Kobobin John, church secretary of a COCIN congregation in Attakar, identified some of Christians killed in the 12 villages as Markus Awai, 70; Linus, 25; Andi Shakarau, 80; Markus Abba, 42; Godiya Abok, 90; Mafan Boyi, 25; and Henry Avong, 25. According to Dakwat, also killed were Mary Lutu, 50; Ayang Musa, 55; Ezekiel Nkut, 12; Babbie Nkut, 15; and Kushit Nkut, 7.
Among those injured, Dakwat identified Zakka Ishaku, 34, and Baba Anthony, 48. John, who spoke to Morning Star News in one of the camps of displaced Christians at Zangang village in Kaduna State, further identified some injured Christians: Zakka Abong, 38; Jonathan Ishaya, 32; Christiana Istifanus, 2; Mary Stephen, 25; and Anthony Bajo, 52.

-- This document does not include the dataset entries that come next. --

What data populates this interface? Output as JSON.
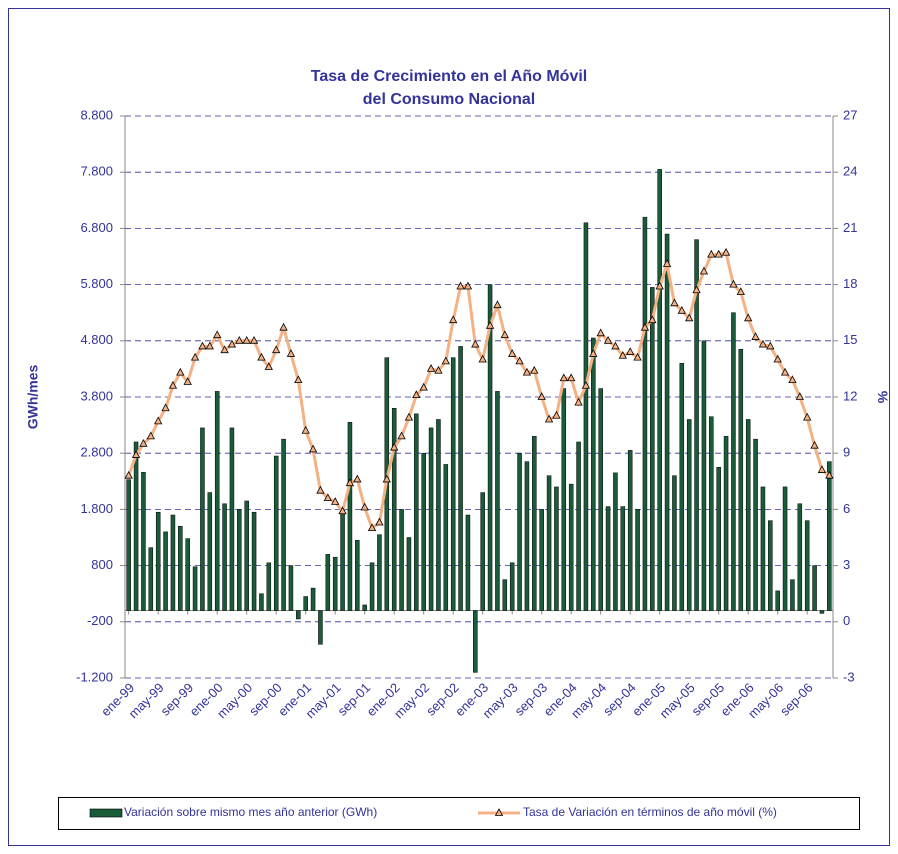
{
  "chart_data": {
    "type": "bar_line",
    "title": [
      "Tasa de Crecimiento en el Año Móvil",
      "del Consumo Nacional"
    ],
    "y_label": "GWh/mes",
    "y2_label": "%",
    "legend": "bottom",
    "grid": true,
    "categories": [
      "ene-99",
      null,
      null,
      null,
      "may-99",
      null,
      null,
      null,
      "sep-99",
      null,
      null,
      null,
      "ene-00",
      null,
      null,
      null,
      "may-00",
      null,
      null,
      null,
      "sep-00",
      null,
      null,
      null,
      "ene-01",
      null,
      null,
      null,
      "may-01",
      null,
      null,
      null,
      "sep-01",
      null,
      null,
      null,
      "ene-02",
      null,
      null,
      null,
      "may-02",
      null,
      null,
      null,
      "sep-02",
      null,
      null,
      null,
      "ene-03",
      null,
      null,
      null,
      "may-03",
      null,
      null,
      null,
      "sep-03",
      null,
      null,
      null,
      "ene-04",
      null,
      null,
      null,
      "may-04",
      null,
      null,
      null,
      "sep-04",
      null,
      null,
      null,
      "ene-05",
      null,
      null,
      null,
      "may-05",
      null,
      null,
      null,
      "sep-05",
      null,
      null,
      null,
      "ene-06",
      null,
      null,
      null,
      "may-06",
      null,
      null,
      null,
      "sep-06",
      null,
      null,
      null
    ],
    "series": [
      {
        "name": "Variación sobre mismo mes año anterior (GWh)",
        "type": "bar",
        "color": "#1a5c3a",
        "values": [
          2330,
          3000,
          2460,
          1120,
          1750,
          1400,
          1700,
          1500,
          1280,
          780,
          3250,
          2100,
          3900,
          1900,
          3250,
          1800,
          1950,
          1750,
          300,
          850,
          2750,
          3050,
          800,
          -150,
          250,
          400,
          -600,
          1000,
          950,
          1800,
          3350,
          1250,
          100,
          850,
          1350,
          4500,
          3600,
          1800,
          1300,
          3500,
          2800,
          3250,
          3400,
          2600,
          4500,
          4700,
          1700,
          -1100,
          2100,
          5800,
          3900,
          550,
          850,
          2800,
          2650,
          3100,
          1800,
          2400,
          2200,
          3950,
          2250,
          3000,
          6900,
          4850,
          3950,
          1850,
          2450,
          1850,
          2850,
          1800,
          7000,
          5750,
          7850,
          6700,
          2400,
          4400,
          3400,
          6600,
          4800,
          3450,
          2550,
          3100,
          5300,
          4650,
          3400,
          3050,
          2200,
          1600,
          350,
          2200,
          550,
          1900,
          1600,
          800,
          -50,
          2650
        ]
      },
      {
        "name": "Tasa de Variación en términos de año móvil (%)",
        "type": "line",
        "axis": "y2",
        "color": "#f4b183",
        "values": [
          7.8,
          8.9,
          9.5,
          9.9,
          10.7,
          11.4,
          12.6,
          13.3,
          12.8,
          14.1,
          14.7,
          14.7,
          15.3,
          14.5,
          14.8,
          15.0,
          15.0,
          15.0,
          14.1,
          13.6,
          14.5,
          15.7,
          14.3,
          12.9,
          10.2,
          9.2,
          7.0,
          6.6,
          6.4,
          5.9,
          7.4,
          7.6,
          6.1,
          5.0,
          5.3,
          7.6,
          9.3,
          9.9,
          10.9,
          12.1,
          12.5,
          13.5,
          13.4,
          13.9,
          16.1,
          17.9,
          17.9,
          14.8,
          14.0,
          15.8,
          16.9,
          15.3,
          14.3,
          13.9,
          13.3,
          13.4,
          12.0,
          10.8,
          11.0,
          13.0,
          13.0,
          11.7,
          12.6,
          14.3,
          15.4,
          15.0,
          14.7,
          14.2,
          14.4,
          14.1,
          15.7,
          16.1,
          17.9,
          19.1,
          17.0,
          16.6,
          16.2,
          17.7,
          18.7,
          19.6,
          19.6,
          19.7,
          18.0,
          17.6,
          16.2,
          15.2,
          14.8,
          14.7,
          14.0,
          13.3,
          12.9,
          12.0,
          10.9,
          9.4,
          8.1,
          7.8
        ]
      }
    ],
    "ylim": [
      -1200,
      8800
    ],
    "yticks": [
      {
        "value": -1200,
        "label": "-1.200"
      },
      {
        "value": -200,
        "label": "-200"
      },
      {
        "value": 800,
        "label": "800"
      },
      {
        "value": 1800,
        "label": "1.800"
      },
      {
        "value": 2800,
        "label": "2.800"
      },
      {
        "value": 3800,
        "label": "3.800"
      },
      {
        "value": 4800,
        "label": "4.800"
      },
      {
        "value": 5800,
        "label": "5.800"
      },
      {
        "value": 6800,
        "label": "6.800"
      },
      {
        "value": 7800,
        "label": "7.800"
      },
      {
        "value": 8800,
        "label": "8.800"
      }
    ],
    "y2lim": [
      -3,
      27
    ],
    "y2ticks": [
      -3,
      0,
      3,
      6,
      9,
      12,
      15,
      18,
      21,
      24,
      27
    ]
  }
}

Dakwat told Morning Star News that 13 Christians in Kaduna state villages and 13 in Plateau state villages were killed in the attacks. In the past decade, the border area has become a target of attacks from both Muslim terrorists and armed Muslim herdsmen, he said.
The 12 affected villages in both states were Kirim, Uchan, Zilang, Bubwat, Mafang, Zadiyen, Telak, Mayit, Bassat, Tingamagwai, Dugrak, and Chicham. Two COCIN church buildings in Kirim and Uchan were burned; four Anglican church buildings were ruined by fire in Zadiyen, Telak, Dugrat and Mayit; and in Tingamagwai, one building of the Evangelical Church Winning All and one Catholic church building were set ablaze.
“We request prayers for, and extend our condolences to, the families of all those who lost their lives during the tragic events of last week,” said the Rev. Yunusa Nmadu, head of Christian Solidarity Worldwide-Nigeria.